Por fim concluiu recordando "a pergunta que Jesus fez às multidões a respeito de João Batista: "Que fostes ver no deserto? Um caniço agitado pelo vento? Mas, que fostes ver? (Mt 11, 7-8). Guardemos essa pergunta em nosso coração", concluiu o Papa, "ela nos impulsiona para o futuro”.
- Papa em prisão feminina de Veneza: não "isolar a dignidade", mas dar novas possibilidades
A ilha de Giudecca, ao sul de Veneza, recebeu o Papa neste domingo (28), como a primeira etapa do dia da visita pastoral do Pontífice à cidade italiana. "Quis encontrá-las no início da minha visita a Veneza para lhes dizer que ocupam um lugar especial no meu coração", logo antecipou Francisco às 80 mulheres da Casa Feminina de Detenção, um espaço de reabilitação com capacidade para 111 pessoas. Além de local de reabilitação, até 24 de novembro vira sede do Pavilhão da Santa Sé na Bienal de Artes de Veneza.

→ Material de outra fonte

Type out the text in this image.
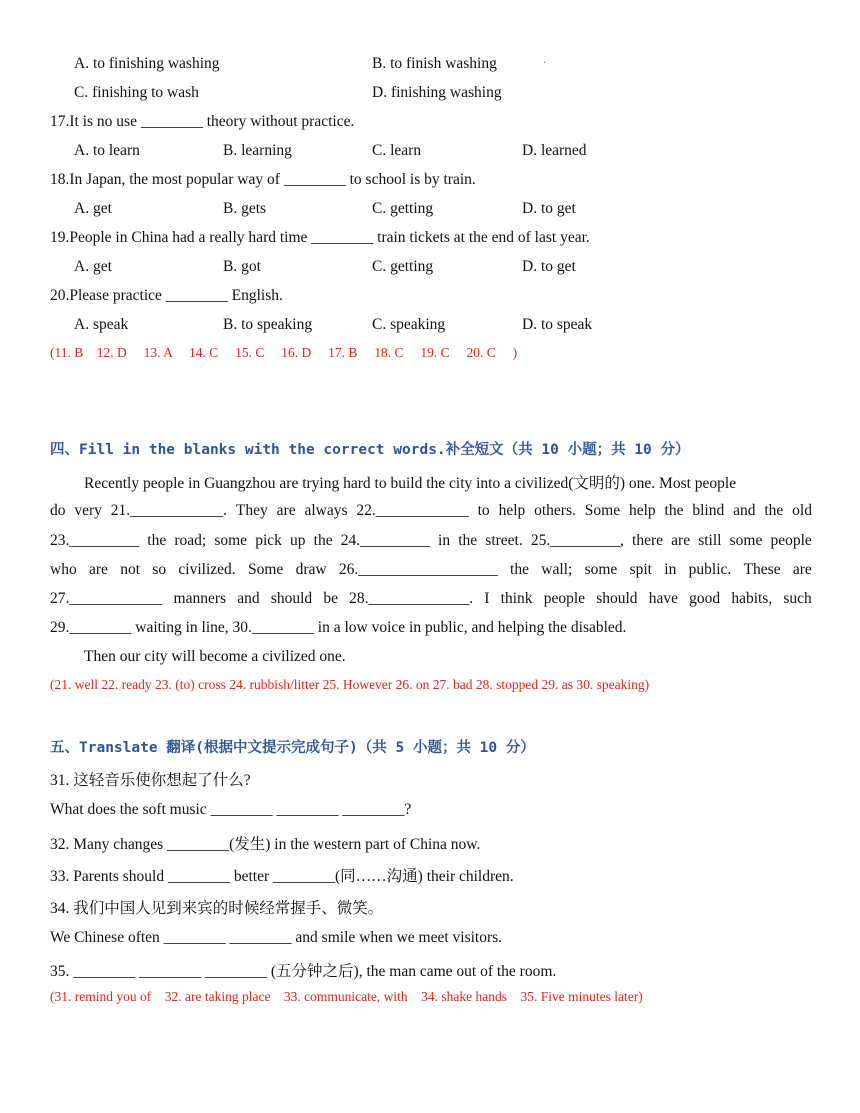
A. to finishing washing	B. to finish washing	·
C. finishing to wash	D. finishing washing
17.It is no use ________ theory without practice.
A. to learn	B. learning	C. learn	D. learned
18.In Japan, the most popular way of ________ to school is by train.
A. get	B. gets	C. getting	D. to get
19.People in China had a really hard time ________ train tickets at the end of last year.
A. get	B. got	C. getting	D. to get
20.Please practice ________ English.
A. speak	B. to speaking	C. speaking	D. to speak
(11. B    12. D     13. A     14. C     15. C     16. D     17. B     18. C     19. C     20. C     )
四、Fill in the blanks with the correct words.补全短文（共 10 小题；共 10 分）
Recently people in Guangzhou are trying hard to build the city into a civilized(文明的) one. Most people
do very 21.____________. They are always 22.____________ to help others. Some help the blind and the old
23._________ the road; some pick up the 24._________ in the street. 25._________, there are still some people
who are not so civilized. Some draw 26.__________________ the wall; some spit in public. These are
27.____________ manners and should be 28._____________. I think people should have good habits, such
29.________ waiting in line, 30.________ in a low voice in public, and helping the disabled.
Then our city will become a civilized one.
(21. well 22. ready 23. (to) cross 24. rubbish/litter 25. However 26. on 27. bad 28. stopped 29. as 30. speaking)
五、Translate 翻译(根据中文提示完成句子)（共 5 小题；共 10 分）
31. 这轻音乐使你想起了什么?
What does the soft music ________ ________ ________?
32. Many changes ________(发生) in the western part of China now.
33. Parents should ________ better ________(同……沟通) their children.
34. 我们中国人见到来宾的时候经常握手、微笑。
We Chinese often ________ ________ and smile when we meet visitors.
35. ________ ________ ________ (五分钟之后), the man came out of the room.
(31. remind you of    32. are taking place    33. communicate, with    34. shake hands    35. Five minutes later)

No discurso, o Pontífice pediu para que todos vivessem este encontro não como uma “visita oficial” do Papa, mas um momento importante de dedicação de "tempo, oração, proximidade e afeto fraterno":
“É o Senhor que nos quer juntos neste momento, tendo chegado por caminhos diferentes, alguns muito dolorosos, também por causa de erros pelos quais, de várias maneiras, cada pessoa carrega feridas e cicatrizes. E Deus nos quer juntos porque sabe que cada um de nós, aqui, hoje, tem alguma coisa única para dar e receber, e de que todos nós precisamos.”
A penitenciária feminina de Giudecca tem capacidade para 111 detentas, mas atualmente acolhe 80 e é tem sido um espaço de reabilitação, já que algumas começaram a costurar e trabalhar na lavanderia, por exemplo. Mas "a prisão é uma realidade dura, e problemas como a superlotação, a carência de instalações e de recursos, os episódios de violência, geram muito sofrimento", comentou o Papa em discurso, mas que também pode se tornar num "lugar de renascimento, moral e material, onde a dignidade de mulheres e homens não é 'colocada em isolamento', mas promovida através do respeito mútuo e do desenvolvimento de talentos e habilidades, talvez que ficaram adormecidos ou aprisionados pelas vicissitudes da vida, mas que podem ressurgir para o bem de todos e que merecem atenção e confiança".
Por essa razão, garantiu Francisco, "paradoxalmente, a permanência em uma prisão pode marcar o início de algo novo, através da redescoberta de belezas inesperadas em nós e nos outros". Como é o caso da prisão de Giudecca que foi escolhida para receber uma exposição de artes da Bienal de Veneza e através da qual as próprias detentas contribuem ativamente, lembrou ainda o Papa. No Pavilhão da Santa Sé, as obras de 9 artistas são dedicadas aos direitos humanos e aos mundos marginalizados, às periferias onde vivem os últimos.
"Todos nós temos erros a serem perdoados e feridas a serem curadas", reforçou o Pontífice, exortando a renovar, a partir de hoje, "eu e vocês, juntos, a nossa confiança no futuro". Uma mensagem de humanidade que se estende além da ilha de Giudecca, em Veneza, para se redescobrir os valores intrínsecos colhidos a partir da experiência diária vivida dentro um cárcere:
“É fundamental que inclusive o sistema penitenciário ofereça aos detentos e às detentas ferramentas e espaços para o crescimento humano, espiritual, cultural e profissional, criando as condições para a sua reintegração saudável. Não 'isolar a dignidade', mas dar novas possibilidades!”